Dari angka 616 korban, 399 korban berusia di bawah 18 tahun. Bahkan, sebagian di antaranya masih berstatus pelajar sekolah.

"Dari jumlah itu, 382 anak pernah ditahan. 331 di antaranya telah dibebaskan. Sementara, 5 anak masih ditahan dan 59 lainnya masih membutuhkan konfirmasi lebih lanjut," tutur TAUD.

1. Sebagian besar korban ditahan di berbagai kantor kepolisian

Ilustrasi borgol. (IDN Times/Mardya Shakti)

Lebih lanjut, di dalam laporan itu, TAUD menyebut sebagian besar korban ditahan di berbagai kantor kepolisian. Mulai dari Polda Metro Jaya, sejumlah polres di Jakarta, Bogor, Tangerang, Bekasi hingga beberapa kantor polsek.
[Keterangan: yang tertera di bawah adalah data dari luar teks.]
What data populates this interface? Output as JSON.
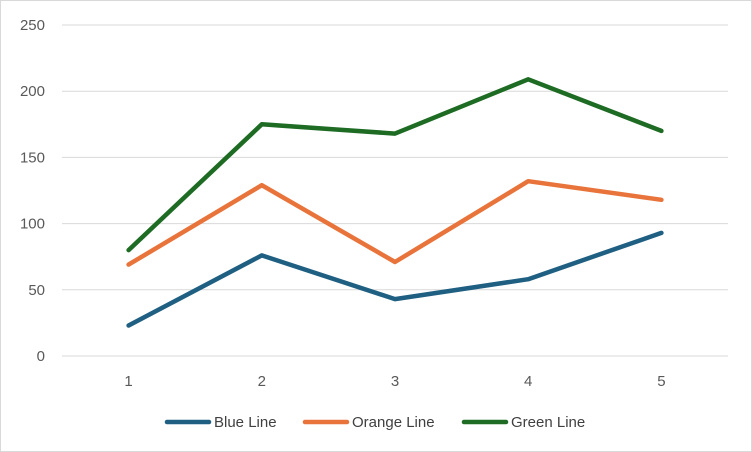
{
  "chart_data": {
    "type": "line",
    "title": "",
    "xlabel": "",
    "ylabel": "",
    "categories": [
      "1",
      "2",
      "3",
      "4",
      "5"
    ],
    "ylim": [
      0,
      250
    ],
    "yticks": [
      0,
      50,
      100,
      150,
      200,
      250
    ],
    "grid": true,
    "legend_position": "bottom",
    "series": [
      {
        "name": "Blue Line",
        "color": "#1f5f82",
        "values": [
          23,
          76,
          43,
          58,
          93
        ]
      },
      {
        "name": "Orange Line",
        "color": "#e8743b",
        "values": [
          69,
          129,
          71,
          132,
          118
        ]
      },
      {
        "name": "Green Line",
        "color": "#1e6b24",
        "values": [
          80,
          175,
          168,
          209,
          170
        ]
      }
    ]
  }
}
"Banyaknya aduan ini tidak lepas dari besarnya jumlah penangkapan. Sementara, para korban ditahan secara tersebar di sejumlah kantor kepolisian," ujar Eno Liska dari Yayasan Lembaga Bantuan Hukum Indonesia (YLBHI) yang tergabung di dalam TAUD.
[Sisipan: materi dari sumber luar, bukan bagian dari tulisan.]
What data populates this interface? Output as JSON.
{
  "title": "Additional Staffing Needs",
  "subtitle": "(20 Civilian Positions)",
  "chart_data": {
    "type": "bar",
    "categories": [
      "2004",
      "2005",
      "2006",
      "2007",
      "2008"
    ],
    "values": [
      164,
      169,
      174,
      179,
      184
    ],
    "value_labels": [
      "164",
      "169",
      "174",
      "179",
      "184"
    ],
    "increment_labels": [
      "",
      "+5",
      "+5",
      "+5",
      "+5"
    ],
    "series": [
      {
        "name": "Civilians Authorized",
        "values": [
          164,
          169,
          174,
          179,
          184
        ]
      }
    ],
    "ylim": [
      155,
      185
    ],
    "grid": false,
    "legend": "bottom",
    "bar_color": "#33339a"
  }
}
Menurut Eno, keluarga korban mengaku kebingungan mencari anak atau kerabatnya ketika hilang. Bahkan, ada yang harus berkeliling dari satu polsek ke polsek lainnya hingga Polda Metro Jaya karena tidak mendapatkan informasi yang jelas dari pihak kepolisian.

2. Ratusan orang menjadi korban tindak kekerasan aparat

Sekelompok mahasiswa yang sudah siap menuju ke Gedung DPR Senayan, Jakarta Pusat dipukul mundur oleh personel Polri pada Kamis (28/8/2025). (IDN Times/Santi Dewi)
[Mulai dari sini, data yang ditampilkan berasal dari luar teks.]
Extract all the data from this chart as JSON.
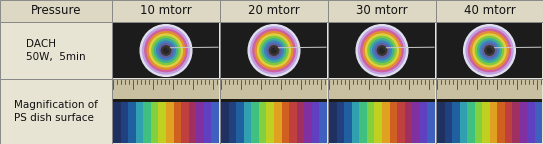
{
  "col_labels": [
    "Pressure",
    "10 mtorr",
    "20 mtorr",
    "30 mtorr",
    "40 mtorr"
  ],
  "row_labels": [
    "DACH\n50W,  5min",
    "Magnification of\nPS dish surface"
  ],
  "header_bg": "#ddd8c4",
  "cell_bg": "#e8e4d4",
  "border_color": "#888888",
  "text_color": "#111111",
  "header_fontsize": 8.5,
  "cell_fontsize": 7.5,
  "fig_width": 5.43,
  "fig_height": 1.44,
  "dpi": 100
}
Dari laporan TAUD juga terungkap ratusan individu yang menjadi korban pelanggaran HAM, sebagian mengalami tindak kekerasan dari aparat kepolisian. Selain itu, ada pula yang menjadi korban penyitaan barang pribadi tanpa izin pengadilan seperti telepon genggam dan dompet.

"Aparat juga melakukan penangkapan sewenang-wenang dan menghalangi keluarga untuk bertemu dengan korban. Masa penahanan berlangsung lebih dari 1X24 jam dan proses hukum yang tidak transparan," kata TAUD.

3. Polri telah turunkan polisi siber untuk awasi ruang digital

ilustrasi mengecek sebuah akun media sosial (pexels.com/Photo By: Kaboompics.com)

Sementara, TAUD memprediksi aktivitas penangkapan sewenang-wenang masih akan terus terjadi. Sebab, pihak kepolisian telah menurunkan polisi siber untuk mengawasi ruang digital dan mencari provokator dari aksi unjuk rasa yang masih berlangsung. Bahkan, polisi siber bersama Kementerian Komunikasi dan Digital telah menyisir dan memblokir 592 akun media sosial.

Akun-akun itu diblokir karena dianggap telah menyebarkan narasi provokasi dan penghasutan. TAUD menilai ukuran hasutan sangat subyektif sehingga berpotensi besar menimbulkan kesewenang-wenangan dalam penilaian.

"Pemblokiran yang merupakan bentuk upaya paksa ini juga tidak dilakukan dengan dasar yang jelas sehingga prosesnya tidak transparan dan akuntabel karena tidak dapat diujui apakah prosesnya proporsional, sesuai kebutuhan dan non-diskriminatif," kata TAUD.

Sikap yang tidak transparan, ujar TAUD, tidak hanya ditunjukkan oleh negara. Sikap serupa juga disampaikan oleh perusahaan media sosial.

"Perusahaan media sosial tidak mengungkap ke publik secara detail akun apa saja yang diminta oleh pemerintah agar diblokir dan apa alasan di balik itu semua," tutur TAUD.